Book launch: The politics of legitimation in the EU: legitimacy recovered?
What can responses by specific actors to the EU’s recent troubles tell us about its legitimacy? Join us online for a discussion of the book The politics of legitimation in the EU: legitimacy recovered? which will be livestreamed from Antwerp University.
Coordinator Chris Lord with the co-edited book collecting findings from PLATO's many PhD projects.

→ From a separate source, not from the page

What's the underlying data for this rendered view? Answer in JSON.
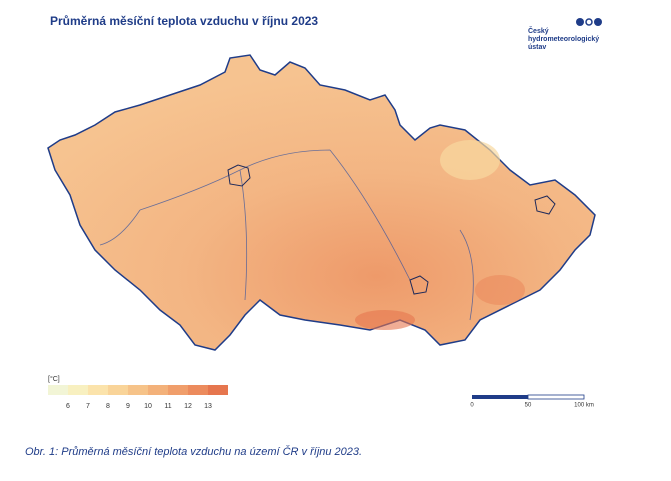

The book discussion will be held at the University of Antwerp and can be followed online via this link (Blackboard Collaborate).
About the book
Shortcomings in legitimacy can remain latent until a political system is tested in moments of difficulty. Starting with the 2008 financial crisis, the EU has suffered multiple difficulties, widely understood as crises: migration crisis, membership crisis (Brexit, Poland, Hungary), geopolitical crises, climate crisis, and a pandemic. Why do crises keep happening? Is there something about our contemporary world which means that political and other systems keep interacting to produce crises? How far are those legitimacy crises as opposed to just crises? What should the EU do, or not do, in response to crises?
These questions are addressed in a joint volume of the PLATO project: The politics of legitimation in the EU: legitimacy recovered? The book investigates discourses, behaviours and processes by which various actors understand, shape, contest or construct justifications for powers, policies and political orders. It includes studies of actors in EU institutions, governments, parliaments, courts, and the media, as well as chapters on citizens, stakeholder interests and actors outside the Union. All are case studies of what responses by specific actors to the EU’s recent troubles tell us about is legitimacy.

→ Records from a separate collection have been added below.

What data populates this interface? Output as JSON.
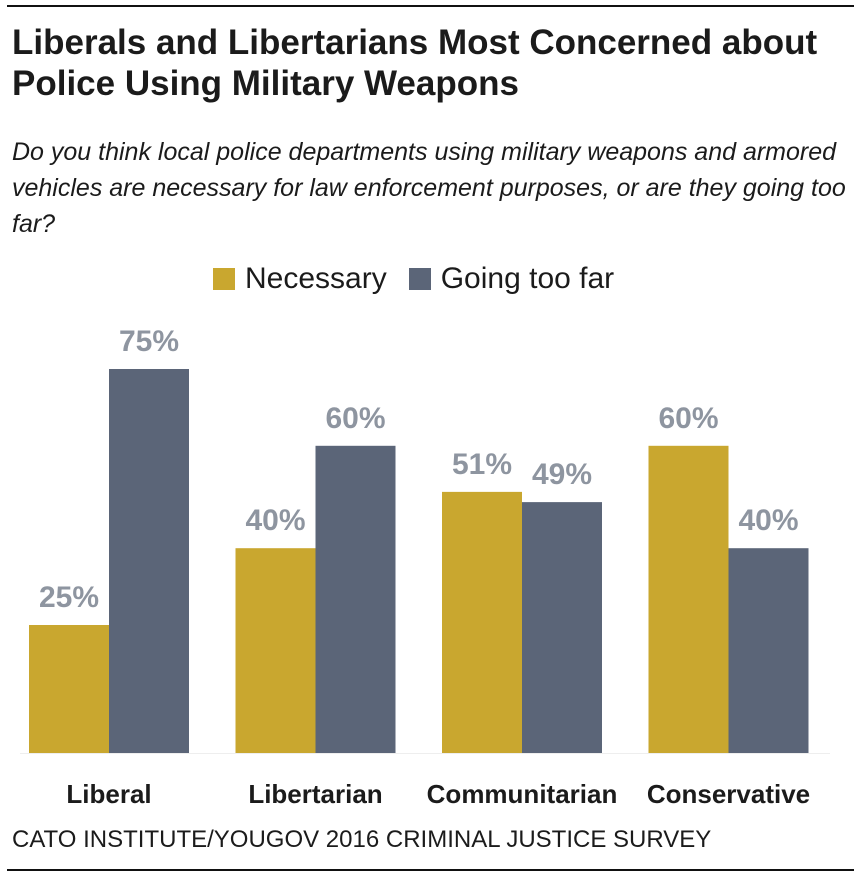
{
  "chart_data": {
    "type": "bar",
    "title": "Liberals and Libertarians Most Concerned about Police Using Military Weapons",
    "subtitle": "Do you think local police departments using military weapons and armored vehicles are necessary for law enforcement purposes, or are they going too far?",
    "categories": [
      "Liberal",
      "Libertarian",
      "Communitarian",
      "Conservative"
    ],
    "series": [
      {
        "name": "Necessary",
        "values": [
          25,
          40,
          51,
          60
        ],
        "color": "#C9A72F"
      },
      {
        "name": "Going too far",
        "values": [
          75,
          60,
          49,
          40
        ],
        "color": "#5B6578"
      }
    ],
    "data_labels": [
      [
        "25%",
        "40%",
        "51%",
        "60%"
      ],
      [
        "75%",
        "60%",
        "49%",
        "40%"
      ]
    ],
    "ylim": [
      0,
      100
    ],
    "grid": false,
    "legend": "top-center",
    "label_color": "#8E95A0",
    "source": "CATO INSTITUTE/YOUGOV 2016 CRIMINAL JUSTICE SURVEY"
  }
}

Cumulatively, the case studies can help us understand the politics of legitimating the EU as a story of many actors, individual and collective, each operating at different levels, many with similar but not completely identical conceptions of the rightful exercise of political power. The result is a better understanding of the role of different actors in the politics of legitimating, delegitimating or relegitimating the European Union.
- Chris Lord, ARENA Centre for European Studies, University of Oslo
- Dirk De Bièvre, University of Antwerp
- Bastiaan Redert (PhD, University of Antwerp), University of Antwerp
- Claire Godet (PhD, University of Oslo), University of Luxembourg and International Sustainable Finance Centre
- Radu-Mihai Triculescu (PhD, University of Twente), Up Romania
- Elena Escalante Block (PhD, Sciences Po Paris), University of Antwerp
- Emilija Tudjarovska (PhD, Charles University), Institute of Sociology, Czech Academy of Sciences
- Julien Bois (PhD, Freie Universität Berlin), University of Liège
- Philipp Lausberg, University of Antwerp
About the project
The Post-Crisis Legitimacy in Europe (PLATO) was a European training network bringing together 15 PhD researchers and senior scholars from across Europe to study the implications of the 2008 financial crisis for the EU's legitimacy.
It was funded by the EU’s Horizon 2020 Marie Skłodowska-Curie Actions (2017-2020).